La filière cognac est inquiète des conséquences des nouvelles cautions douanières chinoises, 25% de ses exportations étant réalisées sur ce marché — Photo : Jacques Péré/Furax

L’impression d’être abandonnés, sacrifiés au milieu d’un conflit économique qui ne les concerne pas. C’est le sentiment qui domine actuellement les dirigeants de l’interprofession du cognac, star charentaise des spiritueux, au lendemain de l’annonce par le ministère du commerce chinois de l’instauration, à compter du 11 octobre, d’une caution douanière aux importateurs de brandys européens (du cognac à 95 %).

"Taper sur les gros"

Elle représente 34,8 % de surtaxe en moyenne et diffère légèrement selon les entreprises : de 30,6 % pour Martell (groupe Pernod Ricard, 12,1 Md€ de CA en 2023) à 39 % pour Hennessy (groupe LVMH, 86 Md€ de CA). "Les entreprises coopérantes qui n’ont pas été sollicitées jusqu’au bout de l’enquête se verront appliquer la moyenne des 3. On met l’argent sous scellés sur place, donc ce sont des taxes qui ne disent pas leur nom", explique Anthony Brun, président de l’Union Générale des Viticulteurs pour l’AOC cognac, représentant 2 000 viticulteurs.

Le cognac expédie 97% de sa production à l'export, essentiellement aux Etats-Unis et en Chine — Photo : Stéphane Charbeau

"Hennessy, Martell et Rémy Martin représentent à eux seuls 80 à 85 % du business du cognac dans la région.
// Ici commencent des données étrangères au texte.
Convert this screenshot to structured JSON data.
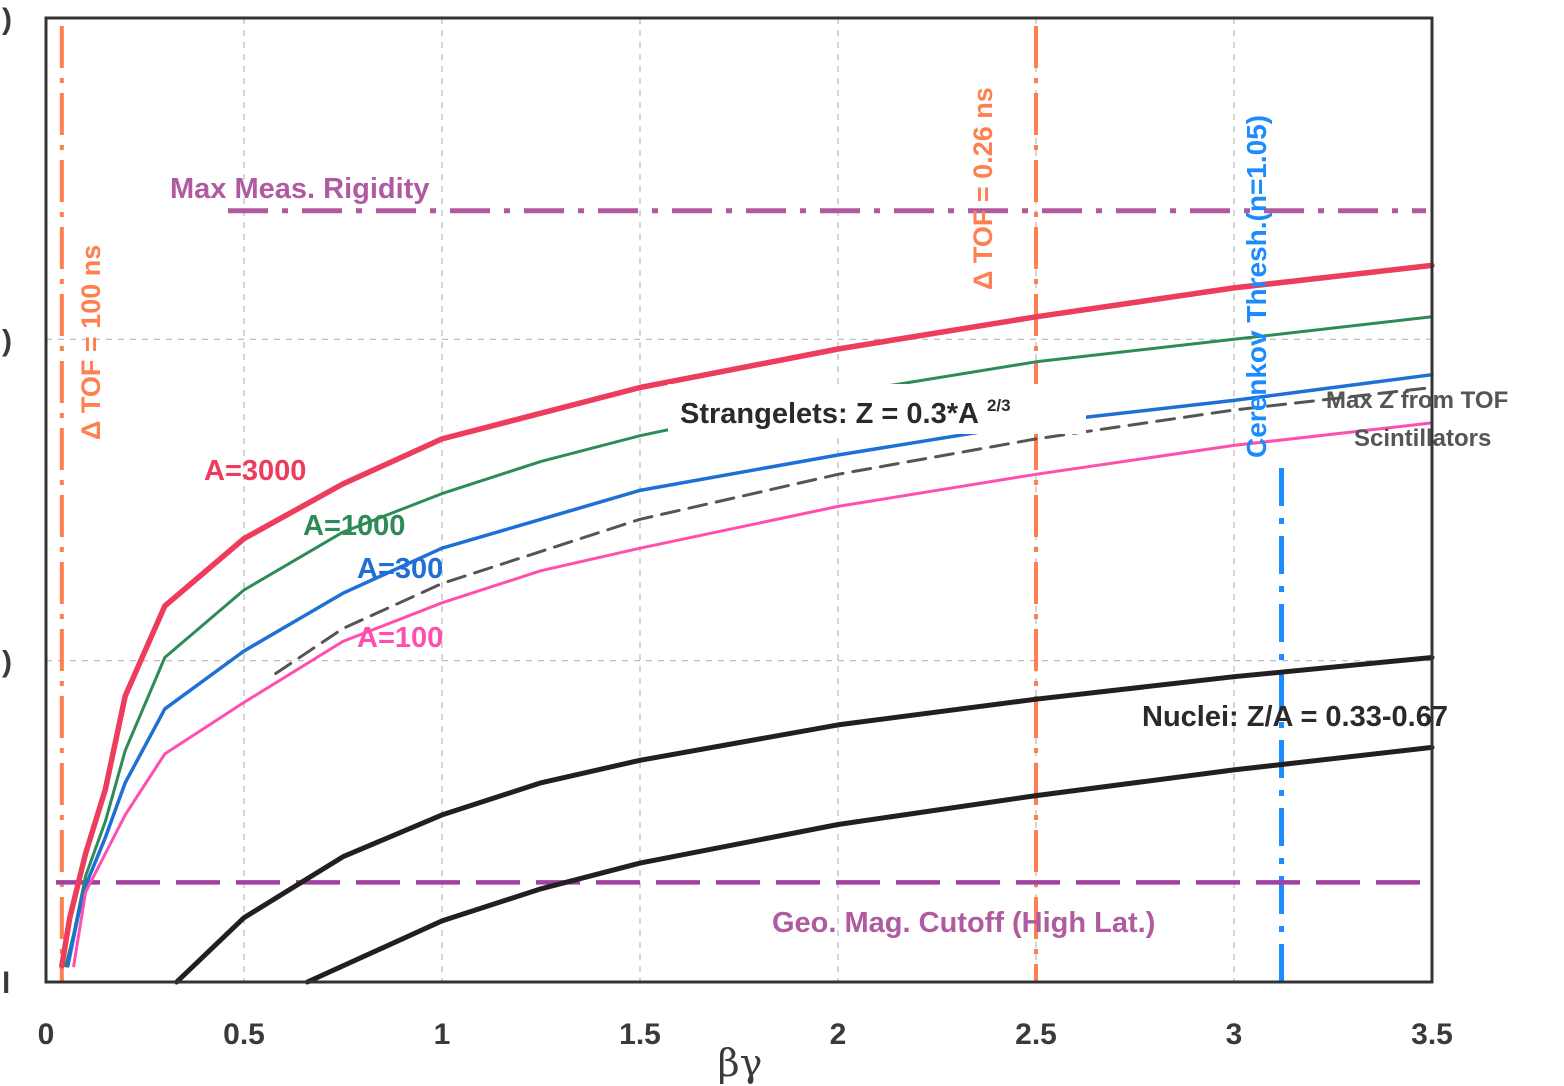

La Chine a choisi de taper sur les gros opérateurs, qui appartiennent à de gros groupes français de notoriété internationale. Ils se servent de nous", tempête Florent Morillon, président du Bureau National de l’Interprofession du cognac (BNIC), instance chargée de défendre les 4 400 viticulteurs, 130 distillateurs et 245 négociants de la filière.

Un coupable désigné

Le consensus politique et économique semble acté sur ces mesures de rétorsion : il les lie au vote par la Commission européenne en octobre d’une surtaxation allant jusqu’à 35 % sur les véhicules électriques chinois.

"Le choix a été fait de privilégier la filière automobile. Nous comprenons les enjeux, mais ce n’est pas pour ça qu’il faut nous abandonner", lâche Florent Morillon.

"Ce genre de pratiques risquent de s’étendre à d’autres filières. Le porc ou la filière laitière font déjà l’objet d’une enquête. Sans tout accepter de la Chine, il y a une grosse différence entre une position européenne complètement fermée et une position ferme mais ouverte".

Un marché essentiel

Si le ton est si alarmiste, c’est que la Chine est, à plus d’un titre, un marché essentiel pour le cognac. Il est le troisième plus important en volumes expédiés (23 %) et le second en valeur (38 %) selon le SMC, Syndicat des maisons de cognac (42 maisons, 99 % des expéditions), qui y inclue la marchandise qui transite par le hub logistique de Singapour. Sans la compter, en 2023 selon le BNIC, la Chine représentait 20% du volume (soit 32 millions de bouteilles) et 23% de la valeur (soit 769 M€) du cognac. "97 % des maisons de négoce sont des TPE ou des PME. La Chine constitue pour nombre d’entre elles leur premier marché, représentant pour certaines plus de 50 % de leur chiffre d’affaires", ajoute le SMC dans un communiqué publié le 10 octobre.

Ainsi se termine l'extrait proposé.